The Post Mortem on Maryland's Special Tax Hike Session
The Maryland House of Delegates passed the Budget Reconciliation and Financing Act (BRFA) on Wednesday by a 77 to 60 vote – resulting in a $300 million tax increase on Marylanders. Governor Martin O’Malley will surely sign the bill, checking off another item to impress union bosses and big government liberals with, in a lead up to his 2016 presidential campaign.
The BRFA extends the concept of the infamous Maryland millionaires tax to single filers making over $100,000 a year and joint filers making over $150,000 a year. Then candidate Barack Obama promised as President that he would not raise taxes on anyone making under $250,000 a year. Maryland Democrats have decided to move the goal posts and redefine “rich” as being anyone who makes over $100,000 a year – including many of Maryland’s small businesses and employers.
Besides increasing tax rates; the BRFA phases out many exemptions at an accelerated pace. Low tax states like Virginia, Florida, and Texas must be looking very appealing to Maryland taxpayers and employers right about now.
In addition to job killing and population draining income tax hikes, Maryland Democrats managed to insert two tax increases on tobacco. The tax on “little cigars” will jump from 15-percent to 70-percent of wholesale, and the rate on smokeless tobacco will rise from 15-percent to 30-percent.

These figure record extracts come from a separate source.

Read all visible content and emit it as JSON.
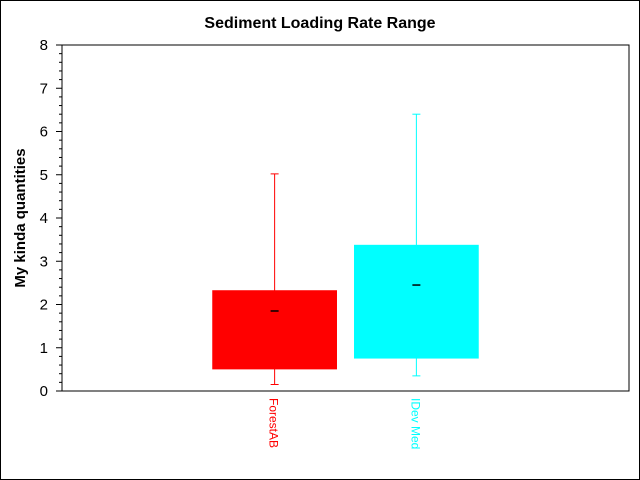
{
  "chart_data": {
    "type": "box",
    "title": "Sediment Loading Rate Range",
    "xlabel": "",
    "ylabel": "My kinda quantities",
    "ylim": [
      0,
      8
    ],
    "yticks": [
      "0",
      "1",
      "2",
      "3",
      "4",
      "5",
      "6",
      "7",
      "8"
    ],
    "grid": false,
    "boxes": [
      {
        "category": "ForestAB",
        "color": "#ff0000",
        "whisker_low": 0.15,
        "q1": 0.5,
        "median": 1.85,
        "q3": 2.33,
        "whisker_high": 5.02
      },
      {
        "category": "IDev Med",
        "color": "#00ffff",
        "whisker_low": 0.35,
        "q1": 0.75,
        "median": 2.45,
        "q3": 3.38,
        "whisker_high": 6.4
      }
    ]
  }
}
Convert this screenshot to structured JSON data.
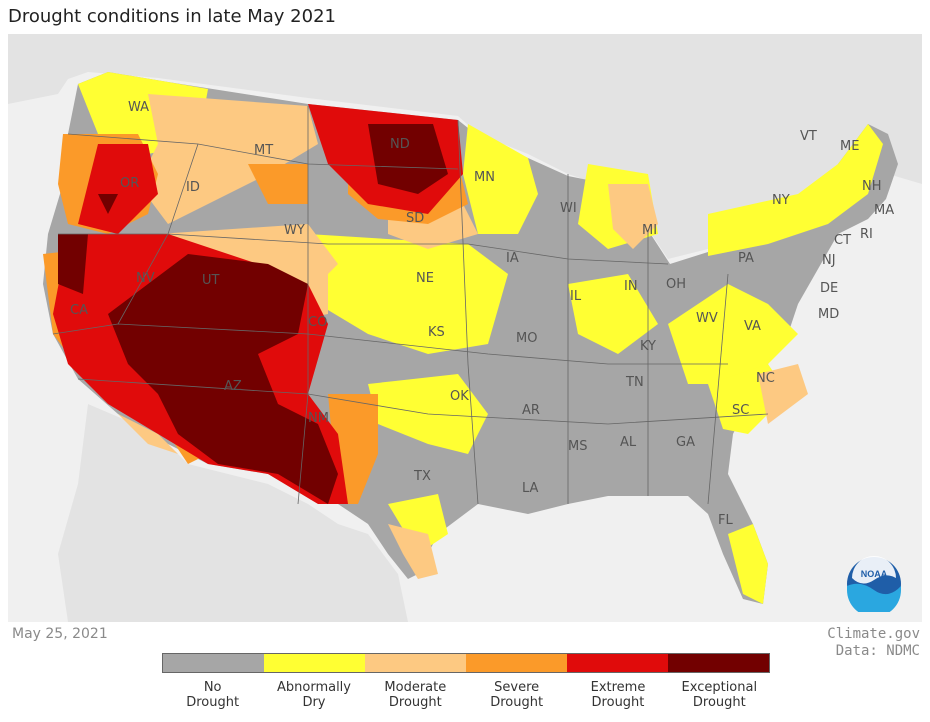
{
  "title": "Drought conditions in late May 2021",
  "date": "May 25, 2021",
  "credit": {
    "source": "Climate.gov",
    "data": "Data: NDMC"
  },
  "logo": {
    "text": "NOAA",
    "icon": "noaa-logo-icon"
  },
  "colors": {
    "no_drought": "#a6a6a6",
    "abnormally_dry": "#ffff33",
    "moderate": "#fdc982",
    "severe": "#fb9a29",
    "extreme": "#e00b0b",
    "exceptional": "#720000",
    "land_outside": "#e3e3e3",
    "water": "#f0f0f0"
  },
  "legend": [
    {
      "label_1": "No",
      "label_2": "Drought",
      "color": "#a6a6a6"
    },
    {
      "label_1": "Abnormally",
      "label_2": "Dry",
      "color": "#ffff33"
    },
    {
      "label_1": "Moderate",
      "label_2": "Drought",
      "color": "#fdc982"
    },
    {
      "label_1": "Severe",
      "label_2": "Drought",
      "color": "#fb9a29"
    },
    {
      "label_1": "Extreme",
      "label_2": "Drought",
      "color": "#e00b0b"
    },
    {
      "label_1": "Exceptional",
      "label_2": "Drought",
      "color": "#720000"
    }
  ],
  "states": [
    "WA",
    "OR",
    "CA",
    "ID",
    "NV",
    "MT",
    "WY",
    "UT",
    "AZ",
    "CO",
    "NM",
    "ND",
    "SD",
    "NE",
    "KS",
    "OK",
    "TX",
    "MN",
    "IA",
    "MO",
    "AR",
    "LA",
    "WI",
    "IL",
    "MS",
    "MI",
    "IN",
    "KY",
    "TN",
    "AL",
    "OH",
    "GA",
    "WV",
    "FL",
    "PA",
    "VA",
    "NC",
    "SC",
    "NY",
    "VT",
    "ME",
    "NH",
    "MA",
    "CT",
    "RI",
    "NJ",
    "DE",
    "MD"
  ]
}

The tax hike on smokeless tobacco – defended by Democrat lawmakers because of tobacco’s health implications – flies in the face of actual science. If Maryland’s lawmakers were really concerned about Marylanders’ health and not finding new sources of revenue, they would not be seeking to create tax parity between smokeless tobacco and cigarettes. Rather, they would be trying to adopt a policy of Tobacco Harm Reduction. By increasing the tax on smokeless tobacco, Maryland Democrats are perpetuating the unfortunate and detrimental misconception that the use of smokeless tobacco is as harmful as smoking – and as a result may be encouraging more Marylanders to continue to smoke instead of switching to far less harmful products.
The fact is, every year under Governor Martin O’Malley, state spending has increased by $1 billion or more. The supposed “Doomsday Budget” passed at the end of this year’s regular legislative session was anything but “doomsday.” It was a $700 million increase from the previous year’s budget and left intact all of Maryland’s social programs, education, and government services.
With the tax increases now in place, the Tax Foundation has calculated that a two child family with a $250,000 income would be paying nearly $18,000 a year in taxes. That’s almost $1,500 more than in Washington, DC, and $6,500 more than in Virginia.
If anything, Maryland’s “Doomsday Budget” was actually the BRFA and its bevy of job killing tax hikes.